In a large mixing bowl, beat the egg whites until frothy, then add the cream of tartar and beat at high speed until soft peaks form. Start to add the sugar gradually while beating until the meringue forms very stiff, shiny peaks (do not overbeat- it would be better to underdo than overdo it). Fold in the vanilla.
Above: soft peaks.
Spread the meringue evenly on the prepared pan. I covered only about 25cm (10 inches) of the length for a thicker meringue. The neatness of the ends don't matter as they will be cut off. Using a cake comb or serrated knife, make a wave pattern over the surface. Bake for 30 minutes or until set, then turn on the broiler and broil for a minute or until the surface is light brown. The surface might bubble up and get deformed, but it will settle as it cools.
- 10 large egg yolks
- 397g (1 can or 1-1/4 cup) sweetened condensed milk
- 1 teaspoon vanilla
In a heatproof bowl set over a saucepan of simmering water, combine the egg yolks and condensed milk and whisk until thick, about 10-11 minutes (longer will make for a very thick custard). Take it off the heat and stir in the vanilla.

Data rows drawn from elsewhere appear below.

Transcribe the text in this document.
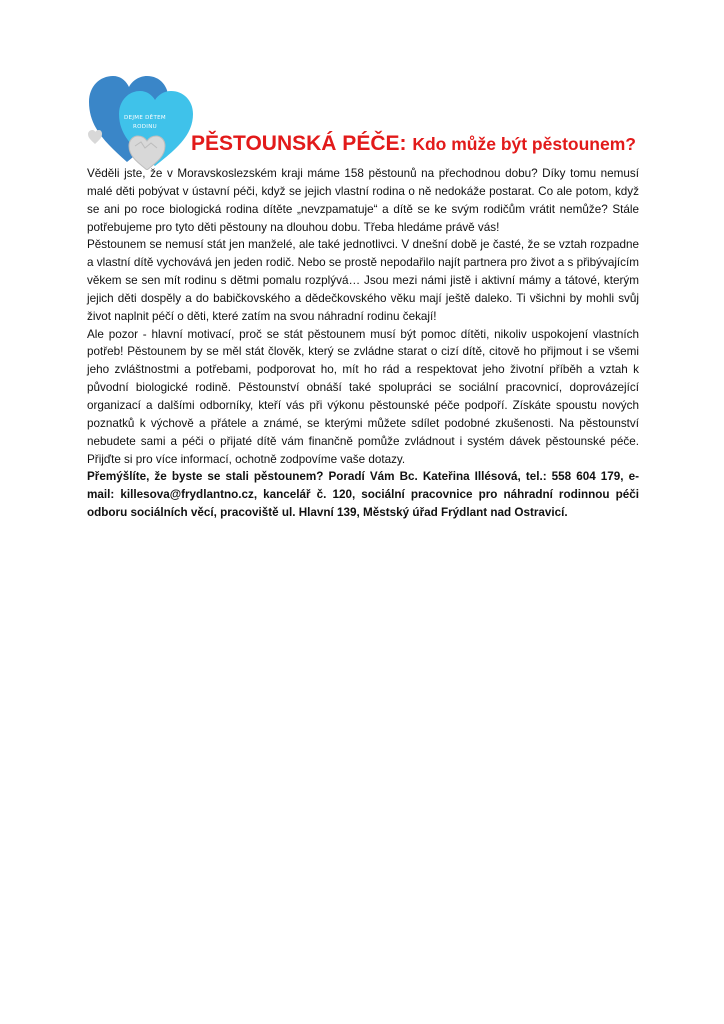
DEJME DĚTEM
RODINU
PĚSTOUNSKÁ PÉČE: Kdo může být pěstounem?

Věděli jste, že v Moravskoslezském kraji máme 158 pěstounů na přechodnou dobu? Díky tomu nemusí malé děti pobývat v ústavní péči, když se jejich vlastní rodina o ně nedokáže postarat. Co ale potom, když se ani po roce biologická rodina dítěte „nevzpamatuje“ a dítě se ke svým rodičům vrátit nemůže? Stále potřebujeme pro tyto děti pěstouny na dlouhou dobu. Třeba hledáme právě vás!

Pěstounem se nemusí stát jen manželé, ale také jednotlivci. V dnešní době je časté, že se vztah rozpadne a vlastní dítě vychovává jen jeden rodič. Nebo se prostě nepodařilo najít partnera pro život a s přibývajícím věkem se sen mít rodinu s dětmi pomalu rozplývá… Jsou mezi námi jistě i aktivní mámy a tátové, kterým jejich děti dospěly a do babičkovského a dědečkovského věku mají ještě daleko. Ti všichni by mohli svůj život naplnit péčí o děti, které zatím na svou náhradní rodinu čekají!

Ale pozor - hlavní motivací, proč se stát pěstounem musí být pomoc dítěti, nikoliv uspokojení vlastních potřeb! Pěstounem by se měl stát člověk, který se zvládne starat o cizí dítě, citově ho přijmout i se všemi jeho zvláštnostmi a potřebami, podporovat ho, mít ho rád a respektovat jeho životní příběh a vztah k původní biologické rodině. Pěstounství obnáší také spolupráci se sociální pracovnicí, doprovázející organizací a dalšími odborníky, kteří vás při výkonu pěstounské péče podpoří. Získáte spoustu nových poznatků k výchově a přátele a známé, se kterými můžete sdílet podobné zkušenosti. Na pěstounství nebudete sami a péči o přijaté dítě vám finančně pomůže zvládnout i systém dávek pěstounské péče. Přijďte si pro více informací, ochotně zodpovíme vaše dotazy.

Přemýšlíte, že byste se stali pěstounem? Poradí Vám Bc. Kateřina Illésová, tel.: 558 604 179, e-mail: killesova@frydlantno.cz, kancelář č. 120, sociální pracovnice pro náhradní rodinnou péči odboru sociálních věcí, pracoviště ul. Hlavní 139, Městský úřad Frýdlant nad Ostravicí.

Place a sheet of parchment slightly bigger than the meringue sheet on the counter and dust with confectioner's sugar (or cornstarch if there's none available). Remove the meringue sheet with its parchment from the sheet pan and invert it, parchment and all, onto the dusted parchment on the counter. Peel off the parchment it baked in. Orient the meringue so one of the long sides is in front of you. Pipe the warm filling on one of the long sides of the meringue (you can also spoon it on). Using the parchment as a guide, roll up the meringue sheet away from you, compressing it as you go so the filling is compact. Place on a serving platter and cool completely. Refrigerate until serving time. You can remove the confectioner's sugar or cornstarch by gently brushing it away with a pastry brush, or you can dust the roll with more confectioner's sugar if desired.